L'appel matinal va s'achever ; mon patronyme Westheim me vaut de me trouver en fin de liste : Fred Westheim, une consonance bien alsacienne mais également israélite...Nous sommes nombreux à avoir cherché refuge dans cette région frontalière au cours des trop nombreux progroms qui ont marqué notre histoire. J'appartiens à une filiation qui a recherché dans la musique sa patrie, et que la France a généreusement accueillie...

Pourquoi le seul son de mon nom m'a-t-il plongé dans cette introspection ?....L'entrée du proviseur me fait sursauter ; comme mû par un ressort d'automate, entraîné par le mouvement général, je  me dresse...Notre chef d'établissement prend la parole dans un silence respectueux :

_ « Je vous présente votre nouveau camarade Fritz Solztman et compte sur vous pour l'accueillir dignement. »

Le seul nom de Soltzman paraît impressionner fortement l'assemblée : notre professeur n'est qu'humilité pour le conduire à son pupître, tous les regards convergent vers lui...J'en devine aussitôt la raison : les  « Soltzman » sont les plus importants viticulteurs de la région, ils exportent même par delà l'océan.

Toute la personne de Fritz respire l'aisance, non celle vaniteuse et vulgaire des « parvenus », mais celle d'une distinction naturelle...Est-elle due à son maintien, à la coupe de ses vêtements ? Je ne sais le déchiffrer ; je perçois seulement qu'il a de « la classe ! »...Une aura l'entoure qui m'attire impérieusement vers lui, moi, le solitaire insatisfait...Cet élan de sympathie est sans doute réciproque puisque, lorsque le bourdon de la cathédrale annonce la récréation, nous nous retrouvons côte à côte sur le banc de pierre qui jouxte la fontaine...Cette même fontaine où, entraîné par les mystérieux méandres de la mémoire, j'ai suivi le concierge aujourd'hui.
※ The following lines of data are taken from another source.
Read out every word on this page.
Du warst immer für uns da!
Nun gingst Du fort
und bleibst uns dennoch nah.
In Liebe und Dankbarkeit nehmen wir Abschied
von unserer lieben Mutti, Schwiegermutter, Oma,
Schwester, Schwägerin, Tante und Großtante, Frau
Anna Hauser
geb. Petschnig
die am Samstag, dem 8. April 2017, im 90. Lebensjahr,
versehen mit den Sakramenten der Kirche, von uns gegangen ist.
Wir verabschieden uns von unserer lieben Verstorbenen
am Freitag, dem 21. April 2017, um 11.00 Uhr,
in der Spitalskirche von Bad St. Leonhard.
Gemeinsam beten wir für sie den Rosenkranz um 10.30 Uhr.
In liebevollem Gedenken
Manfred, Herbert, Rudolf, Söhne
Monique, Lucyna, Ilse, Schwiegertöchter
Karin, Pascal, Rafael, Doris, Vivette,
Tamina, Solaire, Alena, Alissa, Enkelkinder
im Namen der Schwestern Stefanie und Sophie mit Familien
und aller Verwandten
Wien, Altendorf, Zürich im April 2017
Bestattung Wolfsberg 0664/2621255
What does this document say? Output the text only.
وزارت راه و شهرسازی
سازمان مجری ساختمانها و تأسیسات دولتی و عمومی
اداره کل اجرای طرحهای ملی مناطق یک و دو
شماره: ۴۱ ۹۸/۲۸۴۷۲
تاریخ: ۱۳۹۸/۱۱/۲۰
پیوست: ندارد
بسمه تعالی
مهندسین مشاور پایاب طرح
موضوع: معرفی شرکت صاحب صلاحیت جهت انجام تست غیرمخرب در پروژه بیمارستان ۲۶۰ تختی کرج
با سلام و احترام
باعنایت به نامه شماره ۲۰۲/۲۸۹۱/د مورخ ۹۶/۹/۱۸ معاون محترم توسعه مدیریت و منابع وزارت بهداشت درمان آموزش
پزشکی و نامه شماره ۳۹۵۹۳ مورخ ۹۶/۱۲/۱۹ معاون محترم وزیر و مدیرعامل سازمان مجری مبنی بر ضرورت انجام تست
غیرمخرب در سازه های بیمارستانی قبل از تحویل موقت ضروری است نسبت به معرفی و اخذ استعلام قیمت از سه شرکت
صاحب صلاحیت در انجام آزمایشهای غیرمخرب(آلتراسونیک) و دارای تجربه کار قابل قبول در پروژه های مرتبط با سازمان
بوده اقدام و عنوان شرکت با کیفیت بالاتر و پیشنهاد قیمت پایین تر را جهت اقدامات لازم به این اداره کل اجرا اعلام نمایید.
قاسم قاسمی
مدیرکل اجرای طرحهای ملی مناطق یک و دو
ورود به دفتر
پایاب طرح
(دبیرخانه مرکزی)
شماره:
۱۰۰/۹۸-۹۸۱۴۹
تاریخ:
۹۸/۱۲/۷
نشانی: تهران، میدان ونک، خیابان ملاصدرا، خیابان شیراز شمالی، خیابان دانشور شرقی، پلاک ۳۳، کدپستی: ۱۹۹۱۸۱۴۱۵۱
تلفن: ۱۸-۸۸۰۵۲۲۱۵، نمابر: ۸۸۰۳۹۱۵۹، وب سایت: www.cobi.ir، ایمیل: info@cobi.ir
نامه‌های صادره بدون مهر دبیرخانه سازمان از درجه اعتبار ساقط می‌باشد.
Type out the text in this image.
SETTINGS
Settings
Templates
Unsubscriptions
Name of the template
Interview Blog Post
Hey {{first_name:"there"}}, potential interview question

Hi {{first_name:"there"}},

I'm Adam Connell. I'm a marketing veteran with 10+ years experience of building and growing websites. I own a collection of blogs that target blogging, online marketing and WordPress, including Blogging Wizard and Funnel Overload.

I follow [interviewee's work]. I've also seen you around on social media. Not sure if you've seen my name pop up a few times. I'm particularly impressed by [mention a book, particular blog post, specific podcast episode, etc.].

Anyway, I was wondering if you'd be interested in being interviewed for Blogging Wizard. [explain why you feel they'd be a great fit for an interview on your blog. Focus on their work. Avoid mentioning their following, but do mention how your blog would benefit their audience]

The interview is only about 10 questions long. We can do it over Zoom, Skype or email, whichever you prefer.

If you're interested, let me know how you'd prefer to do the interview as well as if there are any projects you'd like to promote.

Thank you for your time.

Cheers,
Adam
 Dans les mois  qui suivent, nous nous sentons aussi proches l'un de l'autre que le furent jadis Montaigne et La Boëtie. Et cependant, nos   tempérament différent : le mien assez réservé, le sien plus expansif ; mais    le romantisme échevelé et idéaliste de notre jeunesse nous rapproche. Nous nous récitons en allemand, des tirades entières de Goethe, de Rilke, de larges extraits des poètes français Baudelaire et Rimbaud. En littérature, nos notes flambent...  Quand arrive l'année de Philo, nos discussions s'élèvent vers des domaines plus profonds : la question religieuse nous passionne; il est chrétien, moi, juif...J'ai été éduqué dans le respect et la tolérance,  Fritz paraît partager la même attitude. Plus d'une fois, nous en arrivons à oublier l'heure...

C'est aussi le temps de nos premières amours aussi enthousiastes qu'éphémères, le temps des aventures, des risques et des blessures. Nous nous racontons nos expériences et nos conquêtes sans jalousie aucune car le succès ne se montre jamais avare envers nous. Et nous portons en nous cette innocence et ce bonheur de croire que ce temps va durer toujours...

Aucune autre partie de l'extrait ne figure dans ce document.